Mali’s president Ibrahim Boubacar Keita on Monday confirmed that his government is in talks with jihadist insurgents, an option that had been long rejected even as conflict deepened in the West African country.

The disclosure comes as the Malian government said that it had dispatched troops to the key town of Kidal that has become a symbol of its lack of control over the country’s beleaguered north.

“The number of deaths in the Sahel is becoming exponential and it’s time that certain paths be explored,” Keita said in an interview with French media broadcast Monday, referring to a dialogue with militants.

Mali has struggled to contain a jihadist revolt that broke out in north of the country in 2012 and which has killed thousands of military and civilian lives.

Despite the presence of foreign troops, the conflict has also since spread to central Mali, as well as neighbouring Burkina Faso and Niger, inflaming ethnic tensions along the way.

Negotiating with extremists

But despite rising violence, dialogue with jihadist leaders such as Amadou Koufa and Iyad Ag Ghali has long been considered beyond the pale for the government in Bamako.

It had been suggested before. The International Crisis Group urged the government in May last year to open a dialogue with jihadists.

And earlier, in 2017, a national conference gathering of Keita’s party and opposition parties urged holding direct talks with jihadists as a way out of the crisis.

But the government did not follow up on those recommendations at the time.

In the interview, Keita appeared to have changed course on past refusals to engage jihadists.

“We are ready to build bridges for dialogue with everyone… at some point, we have to sit around a table and talk,” he said.

He added that he had sent former president Dioncounda Traore “on a mission” to find people who “could be sensitive to a discourse of reason”.

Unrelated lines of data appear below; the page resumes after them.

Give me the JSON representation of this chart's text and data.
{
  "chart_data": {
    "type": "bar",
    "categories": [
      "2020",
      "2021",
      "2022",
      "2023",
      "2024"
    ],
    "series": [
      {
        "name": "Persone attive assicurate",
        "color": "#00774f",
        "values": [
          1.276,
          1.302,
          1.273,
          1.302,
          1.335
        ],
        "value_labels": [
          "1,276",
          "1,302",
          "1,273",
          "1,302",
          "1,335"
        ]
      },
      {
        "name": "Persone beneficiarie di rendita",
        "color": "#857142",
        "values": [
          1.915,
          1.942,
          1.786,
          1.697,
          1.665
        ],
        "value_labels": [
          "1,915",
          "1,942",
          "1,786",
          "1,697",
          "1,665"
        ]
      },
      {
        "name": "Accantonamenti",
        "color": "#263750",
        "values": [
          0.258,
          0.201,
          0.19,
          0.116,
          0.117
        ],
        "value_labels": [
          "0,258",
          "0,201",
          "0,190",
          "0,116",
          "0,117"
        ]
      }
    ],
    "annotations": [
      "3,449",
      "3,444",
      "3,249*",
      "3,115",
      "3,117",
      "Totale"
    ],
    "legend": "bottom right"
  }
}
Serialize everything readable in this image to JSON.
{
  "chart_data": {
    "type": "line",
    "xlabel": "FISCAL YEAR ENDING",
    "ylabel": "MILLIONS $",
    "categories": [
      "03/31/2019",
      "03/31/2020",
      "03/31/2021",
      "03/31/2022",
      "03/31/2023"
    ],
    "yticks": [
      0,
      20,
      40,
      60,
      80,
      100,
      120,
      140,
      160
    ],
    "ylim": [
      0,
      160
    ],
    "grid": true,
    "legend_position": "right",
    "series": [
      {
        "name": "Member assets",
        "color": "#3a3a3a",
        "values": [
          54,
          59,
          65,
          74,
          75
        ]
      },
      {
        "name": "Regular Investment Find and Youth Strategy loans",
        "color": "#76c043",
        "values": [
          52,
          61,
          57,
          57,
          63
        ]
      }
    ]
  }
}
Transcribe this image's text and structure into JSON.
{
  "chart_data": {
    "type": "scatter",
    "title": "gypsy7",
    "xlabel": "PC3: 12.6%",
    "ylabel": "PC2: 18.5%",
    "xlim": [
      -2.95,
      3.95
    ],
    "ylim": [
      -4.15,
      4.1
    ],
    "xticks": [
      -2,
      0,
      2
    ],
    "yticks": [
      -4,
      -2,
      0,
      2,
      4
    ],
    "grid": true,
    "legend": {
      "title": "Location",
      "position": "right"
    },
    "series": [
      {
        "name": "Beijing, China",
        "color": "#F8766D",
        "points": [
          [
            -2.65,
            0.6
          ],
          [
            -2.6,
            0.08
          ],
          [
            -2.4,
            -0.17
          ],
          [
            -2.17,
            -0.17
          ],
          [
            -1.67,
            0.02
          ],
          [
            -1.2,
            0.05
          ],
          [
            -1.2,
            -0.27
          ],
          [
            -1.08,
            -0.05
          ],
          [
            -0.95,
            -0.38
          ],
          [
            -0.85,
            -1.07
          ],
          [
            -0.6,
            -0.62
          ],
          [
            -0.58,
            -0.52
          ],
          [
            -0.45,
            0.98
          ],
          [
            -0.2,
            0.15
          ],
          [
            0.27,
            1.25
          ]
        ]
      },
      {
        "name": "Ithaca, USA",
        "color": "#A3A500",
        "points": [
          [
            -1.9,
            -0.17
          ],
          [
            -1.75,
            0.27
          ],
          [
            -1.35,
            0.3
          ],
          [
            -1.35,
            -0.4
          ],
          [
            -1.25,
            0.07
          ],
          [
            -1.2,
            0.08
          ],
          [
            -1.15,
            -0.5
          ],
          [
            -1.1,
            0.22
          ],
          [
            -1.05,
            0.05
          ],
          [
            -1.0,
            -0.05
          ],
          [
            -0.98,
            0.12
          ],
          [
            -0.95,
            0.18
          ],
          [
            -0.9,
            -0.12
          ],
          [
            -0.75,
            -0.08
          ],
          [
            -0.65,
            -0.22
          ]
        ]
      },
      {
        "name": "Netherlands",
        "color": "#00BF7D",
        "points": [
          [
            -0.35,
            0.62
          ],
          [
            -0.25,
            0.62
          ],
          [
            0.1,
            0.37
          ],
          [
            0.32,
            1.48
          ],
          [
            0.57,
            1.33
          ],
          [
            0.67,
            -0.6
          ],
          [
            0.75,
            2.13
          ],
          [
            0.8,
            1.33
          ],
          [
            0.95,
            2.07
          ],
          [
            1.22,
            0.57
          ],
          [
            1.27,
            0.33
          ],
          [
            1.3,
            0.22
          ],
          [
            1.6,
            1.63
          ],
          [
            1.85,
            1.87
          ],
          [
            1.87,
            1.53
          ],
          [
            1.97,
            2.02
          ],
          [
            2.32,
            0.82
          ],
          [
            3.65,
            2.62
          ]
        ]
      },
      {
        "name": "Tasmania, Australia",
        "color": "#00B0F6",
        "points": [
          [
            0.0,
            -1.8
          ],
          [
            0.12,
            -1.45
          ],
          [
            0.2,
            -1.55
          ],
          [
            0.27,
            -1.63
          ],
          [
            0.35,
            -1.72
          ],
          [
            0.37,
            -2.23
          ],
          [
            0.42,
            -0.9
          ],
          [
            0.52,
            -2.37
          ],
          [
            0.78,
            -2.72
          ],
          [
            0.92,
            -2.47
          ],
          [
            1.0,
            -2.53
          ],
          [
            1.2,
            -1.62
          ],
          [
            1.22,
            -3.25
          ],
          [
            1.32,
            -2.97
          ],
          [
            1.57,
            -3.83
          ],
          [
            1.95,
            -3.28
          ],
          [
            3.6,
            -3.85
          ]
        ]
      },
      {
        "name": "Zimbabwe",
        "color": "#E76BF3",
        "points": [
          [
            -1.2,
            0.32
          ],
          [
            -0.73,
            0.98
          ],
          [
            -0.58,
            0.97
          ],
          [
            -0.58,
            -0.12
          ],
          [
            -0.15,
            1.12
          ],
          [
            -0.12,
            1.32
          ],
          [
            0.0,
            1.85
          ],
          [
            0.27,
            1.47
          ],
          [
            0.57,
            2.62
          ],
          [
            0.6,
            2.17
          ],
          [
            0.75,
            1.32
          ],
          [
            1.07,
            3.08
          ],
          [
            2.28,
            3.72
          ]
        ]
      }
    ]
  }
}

Traore is the government’s representative in central Mali, a region that has become an epicentre for jihadist attacks.

He appears to have already made earnest efforts. Late last month, Traore said that he had sent envoys to both Koufa and Ag Ghali, the leading jihadists in Mali.

“He is my high representative, so his job is to listen to everybody,” Keita said.

Beyond talks

The president nonetheless noted that he was “not naive” about the likelihood of success.

“Those who order others to enter a mosque and blow themselves up in the middle of the faithful don’t have much of my esteem,” he said.

On Monday, Keita also announced that troops were en route towards the northern town of Kidal, which fell to Tuareg rebels in 2012.

The move is considered a step towards the government reasserting control over its vast and often lawless territory.

It is also a key component of a long-shaky 2015 peace accord between the Bamako government and some rebel groups, whose success is seen as one of the few ways to end the conflict.

Among other things, the pact provided for former rebels joining the army, which would eventually return north.

Troops made up of army regulars and former rebels have left the northern city of Gao and are now travelling roughly 200 kilometres (120 miles) north to reach Kidal, in a journey that will take several days.

The route is fraught with danger, Keita said, as Malian soldiers are regularly killed in jihadist ambushes or in roadside bomb attacks.

Other so-called “reconstituted” units of regulars and ex-rebels are expected to deploy in northern Malian cities such as Menaka, Gao and Timbuktu, after the soldiers reach Kidal.

The policy has caused tensions, however.

Mali’s neighbouring governments are often wary of a rapprochement with former rebels, whom they suspect of cooperating with jihadists.

Last week, a senior officer in a pro-government Arab armed group who was involved in implementing the 2015 peace deal was gunned down by unidentified assailants not far from Gao.